Far Cry isn't the only series that did something different -
Bioshock went in its own direction, as do the
Fallout games. Sure, you can find elements of science fiction in them, but you can also find other genre conventions. For example, I would argue that
Bioshock Infinite has more in common with the Gothic genre (and not just because of the final level).
I would even go so far as to say that the entire concept of "genre" is outdated. In the above example,
Bioshock Infinite is both Gothic and science fiction. Both are clearly-defined genres, but the game does not definitively fall into either one. And to complicate things further, its narrative does not deal with themes typically addressed by either genre. Instead of "genre", I prefer "style" - a combination of genre conventions, ganeplay structure and the composer's voice.
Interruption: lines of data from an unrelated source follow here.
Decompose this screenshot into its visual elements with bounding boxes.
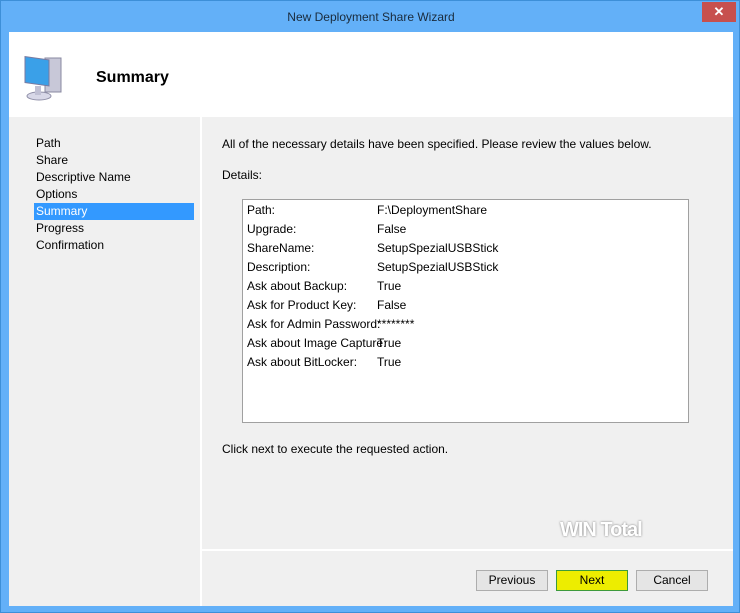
detail-value: False xyxy=(377,222,407,236)
details-label: Details: xyxy=(222,168,263,182)
detail-value: True xyxy=(377,279,402,293)
intro-text: All of the necessary details have been s… xyxy=(222,137,652,151)
detail-row: Ask about Image Capture: True xyxy=(247,334,401,353)
detail-row: Ask for Product Key: False xyxy=(247,296,406,315)
cancel-button[interactable]: Cancel xyxy=(636,570,708,591)
sidebar-item-options[interactable]: Options xyxy=(34,186,194,203)
detail-value: SetupSpezialUSBStick xyxy=(377,241,499,255)
watermark-logo: WIN Total xyxy=(560,519,643,541)
detail-key: Ask for Admin Password: xyxy=(247,317,381,331)
divider xyxy=(202,549,733,551)
detail-value: ******** xyxy=(377,317,415,331)
detail-row: ShareName: SetupSpezialUSBStick xyxy=(247,239,498,258)
detail-value: False xyxy=(377,298,407,312)
detail-key: Ask about BitLocker: xyxy=(247,355,358,369)
detail-key: ShareName: xyxy=(247,241,315,255)
detail-row: Upgrade: False xyxy=(247,220,406,239)
computer-icon xyxy=(24,55,62,101)
header: Summary xyxy=(9,32,733,117)
page-title: Summary xyxy=(96,69,169,86)
previous-button[interactable]: Previous xyxy=(476,570,548,591)
close-button[interactable]: ✕ xyxy=(702,2,736,22)
detail-value: True xyxy=(377,336,402,350)
window-title: New Deployment Share Wizard xyxy=(287,10,455,24)
sidebar-item-path[interactable]: Path xyxy=(34,135,194,152)
detail-key: Ask for Product Key: xyxy=(247,298,357,312)
sidebar-item-confirmation[interactable]: Confirmation xyxy=(34,237,194,254)
sidebar-item-summary[interactable]: Summary xyxy=(34,203,194,220)
next-button[interactable]: Next xyxy=(556,570,628,591)
wizard-window: New Deployment Share Wizard ✕ Summary Pa… xyxy=(0,0,740,613)
detail-value: True xyxy=(377,355,402,369)
detail-key: Ask about Image Capture: xyxy=(247,336,387,350)
main-panel: All of the necessary details have been s… xyxy=(202,117,733,606)
footer-text: Click next to execute the requested acti… xyxy=(222,442,449,456)
detail-row: Ask for Admin Password: ******** xyxy=(247,315,414,334)
detail-key: Path: xyxy=(247,203,276,217)
client-area: Summary Path Share Descriptive Name Opti… xyxy=(9,32,733,606)
detail-value: SetupSpezialUSBStick xyxy=(377,260,499,274)
detail-row: Ask about Backup: True xyxy=(247,277,401,296)
detail-row: Ask about BitLocker: True xyxy=(247,353,401,372)
detail-key: Upgrade: xyxy=(247,222,297,236)
sidebar: Path Share Descriptive Name Options Summ… xyxy=(9,117,200,606)
details-list[interactable]: Path: F:\DeploymentShare Upgrade: False Shar… xyxy=(242,199,689,423)
sidebar-item-progress[interactable]: Progress xyxy=(34,220,194,237)
detail-row: Description: SetupSpezialUSBStick xyxy=(247,258,498,277)
detail-value: F:\DeploymentShare xyxy=(377,203,488,217)
detail-key: Description: xyxy=(247,260,311,274)
sidebar-item-descriptive-name[interactable]: Descriptive Name xyxy=(34,169,194,186)
detail-row: Path: F:\DeploymentShare xyxy=(247,201,487,220)
detail-key: Ask about Backup: xyxy=(247,279,348,293)
sidebar-item-share[interactable]: Share xyxy=(34,152,194,169)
Bioshock Infinite is not science fiction, Gothic or historical fiction, but a combination of all three with a voice that can only be Ken Levine's.
The same goes for
Far Cry. The games are open-world first-person shooters that deal with contemporary concerns in fictional worlds with philosophical undercurrent. They act as a representation of an idea; we as an audience are forced to confront an idea that has been presented to us in a different context to what we are used to. In the case of
Far Cry 5, we will have to address the relationship between religious fundamentalism, radical populism and grassroots political separatism. While we usually discuss such concepts in the context of Islamic extremism,
Far Cry 5 repositions them to the American heartland. It's no conicidence that Montana was chosen for the setting; the developers point to it as existing on the frontier - where civilisation ends and the untamed wilderness begins. So I suspect that
Far Cry 5 will be a contemporary Western, critically examining the lives and decisions of people living on the threshold between civilisation and the uncharted, murky depths of modern society.